I would say “ Take my Leader Please”.
Tell him to look up President Romney.
“Yes, may I help you?”
What if? We’ve got 20 million+ of them: illegal aliens. They don’t speak English and I’m thinking one of them is in the White House already.
My leader is Jesus Christ. I no longer place any trust in the ways of man. I will reluctantly vote for Mitt Romney, a flip-flopping heretical, blasphemous Mormon because I support the GOP platform while the alternative, Barack Obama is so anti-Christ in his thinking and actions, no genuine Christian could ever pull the lever for an open pro-abortion/infanticide, pro-sodomy “marriage,” bent on the destruction of the economic engine of capitalism. I do not love money but believe that socialist government is a metaphor for godless idolatry.
Hand it the leash and call the dog.
“Honey! It’s for you!”
I’d say “You mean those aren’t your guys running things already?”
Only if you will take him !
1. Valerie jarrett
2. CEO, Goldman Sachs
go to the last house on the left,knock on the front door,ask for Queen Nancy Pelosi.
To try and answer seriously, I would suggest Pope Benedict XVI.
I have tremendous respect for him as an individual, and he represents an organization that has 2000 years experience, where the vast majority of what the Church has done has been for the good.

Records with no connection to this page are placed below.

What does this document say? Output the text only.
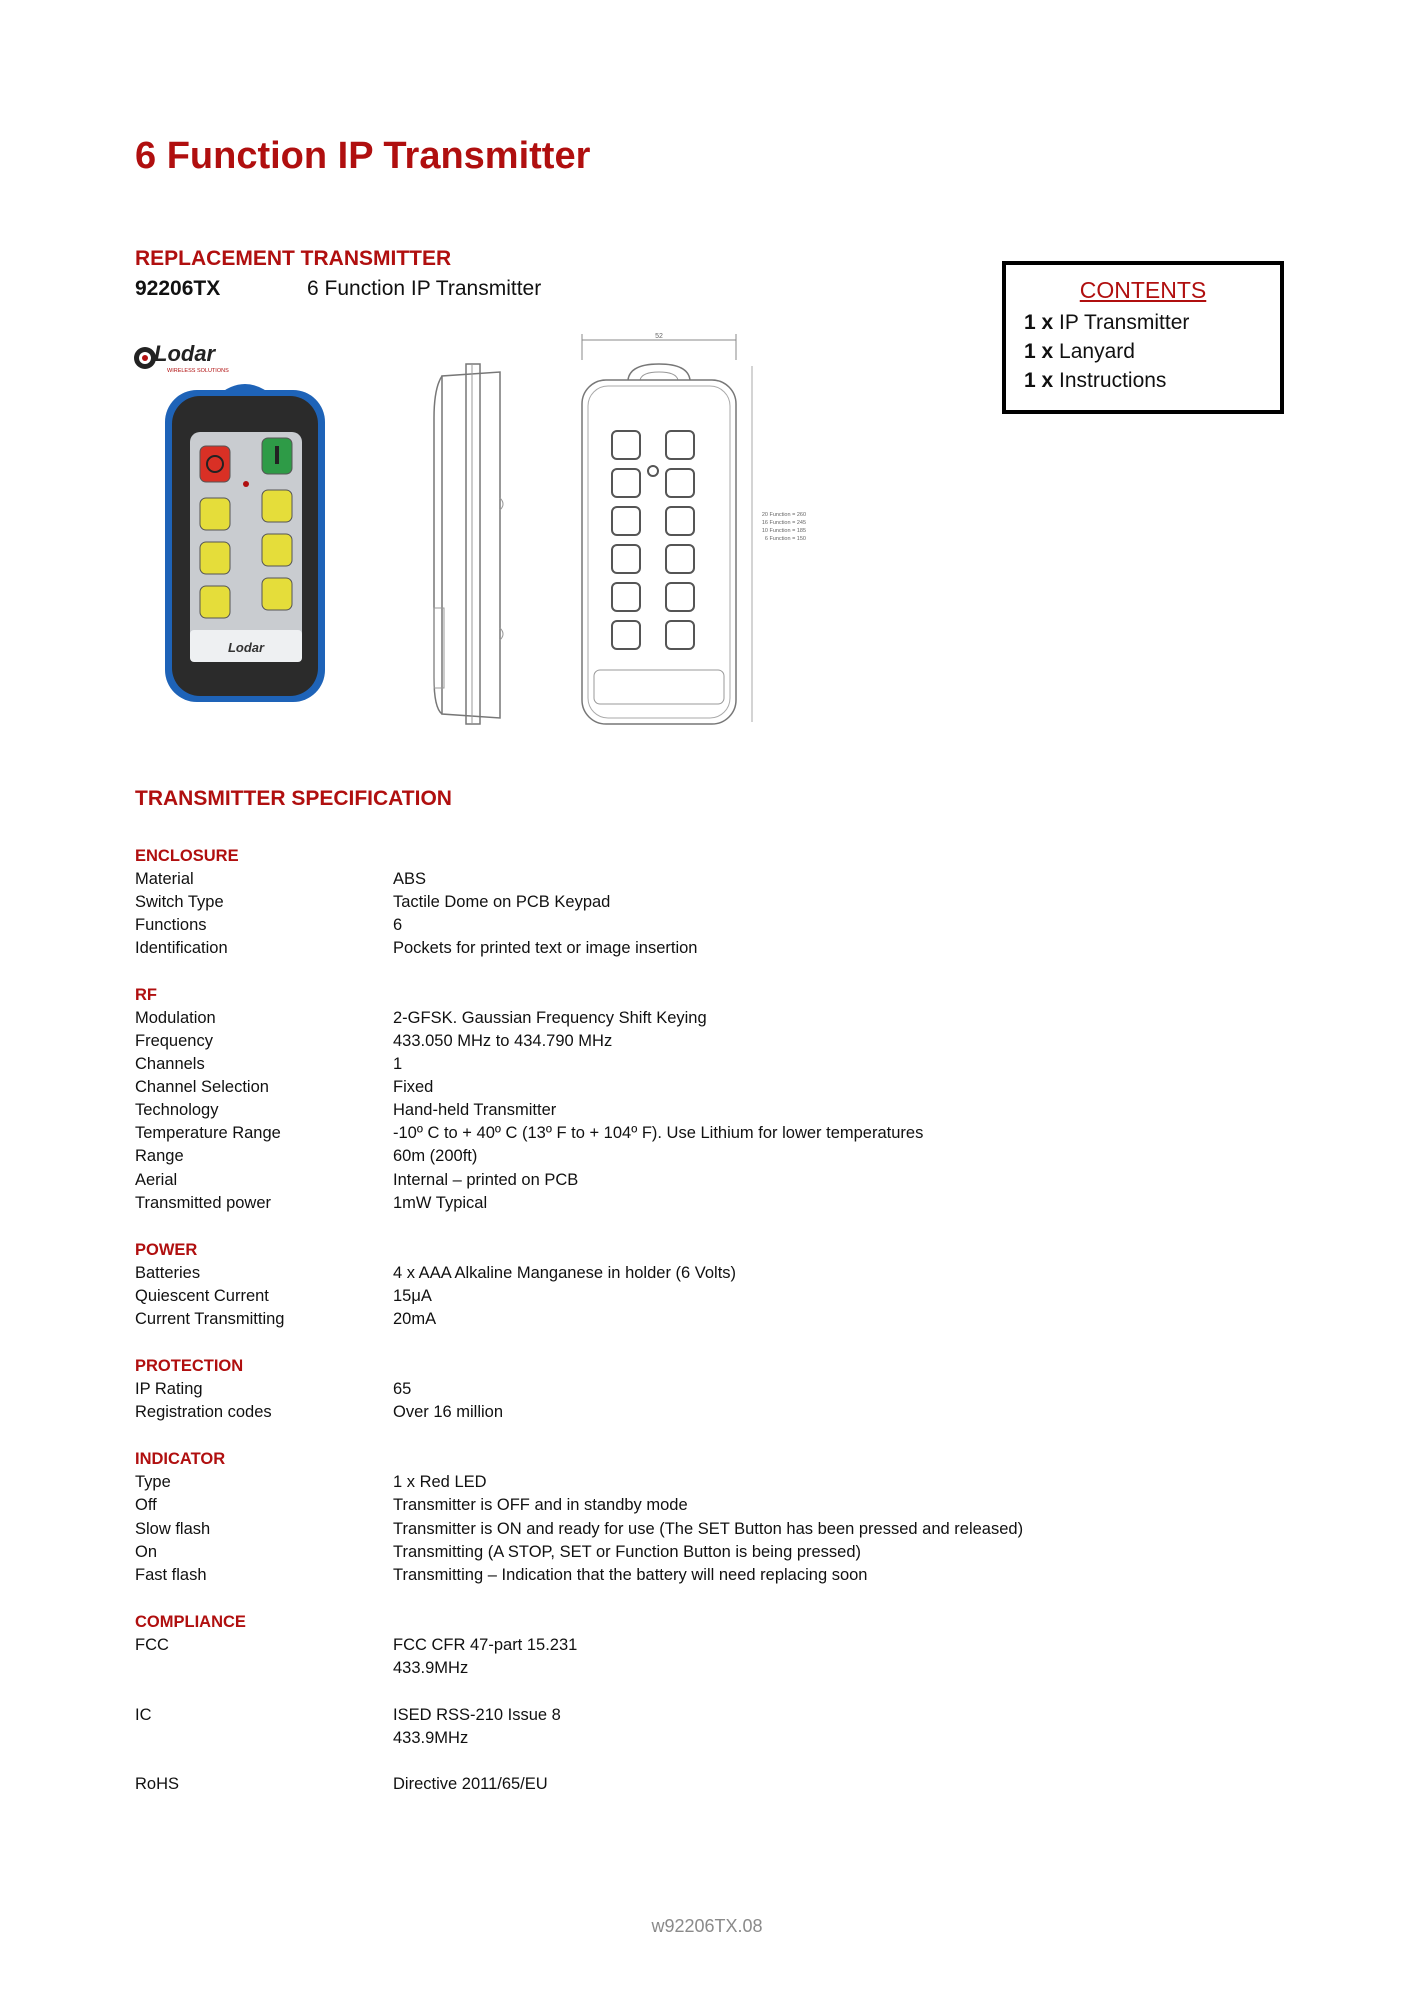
6 Function IP Transmitter
REPLACEMENT TRANSMITTER
92206TX	6 Function IP Transmitter	CONTENTS
1 x IP Transmitter
1 x Lanyard
1 x Instructions
Lodar
WIRELESS SOLUTIONS
Lodar
52
20 Function = 260
16 Function = 245
10 Function = 185
6 Function = 150
TRANSMITTER SPECIFICATION
ENCLOSURE
Material	ABS
Switch Type	Tactile Dome on PCB Keypad
Functions	6
Identification	Pockets for printed text or image insertion
RF
Modulation	2-GFSK. Gaussian Frequency Shift Keying
Frequency	433.050 MHz to 434.790 MHz
Channels	1
Channel Selection	Fixed
Technology	Hand-held Transmitter
Temperature Range	-10º C to + 40º C (13º F to + 104º F). Use Lithium for lower temperatures
Range	60m (200ft)
Aerial	Internal – printed on PCB
Transmitted power	1mW Typical
POWER
Batteries	4 x AAA Alkaline Manganese in holder (6 Volts)
Quiescent Current	15μA
Current Transmitting	20mA
PROTECTION
IP Rating	65
Registration codes	Over 16 million
INDICATOR
Type	1 x Red LED
Off	Transmitter is OFF and in standby mode
Slow flash	Transmitter is ON and ready for use (The SET Button has been pressed and released)
On	Transmitting (A STOP, SET or Function Button is being pressed)
Fast flash	Transmitting – Indication that the battery will need replacing soon
COMPLIANCE
FCC	FCC CFR 47-part 15.231
433.9MHz
IC	ISED RSS-210 Issue 8
433.9MHz
RoHS	Directive 2011/65/EU
w92206TX.08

And he is The Successor to Peter, Christ’s designated leader among men.
If the USA fades, I will be glad to have The Catholic Church defending The Human Dignity of Man.
China, Islam, USSR, UN (take your pick) will not be dedicated to defending The Human Dignity of Man.
Second choice: Prime Minister Netanyahu, but that is more due to his character than to the Office of Prime Minister of Israel.
Give them the directions to the alien who thinks he is our leader, on condition that they promise to take him back to Zeta Reticullei with them....
Well, if I conclude they are hostile ... easy answer!
Tell them my leader was crucified 2,000 years ago, but if they’d like to get to know him. . .
The Bernanke.
I’d say “you don’t want to meet that guy, he’s a nincompoop, come back in mid-November and we’ll see if conditions have improved.”
Hey Earthling ! You jivin' me ? !
There's nothin' in here but an empty chair . . and some kinda glass square thing on a pole . . wth ??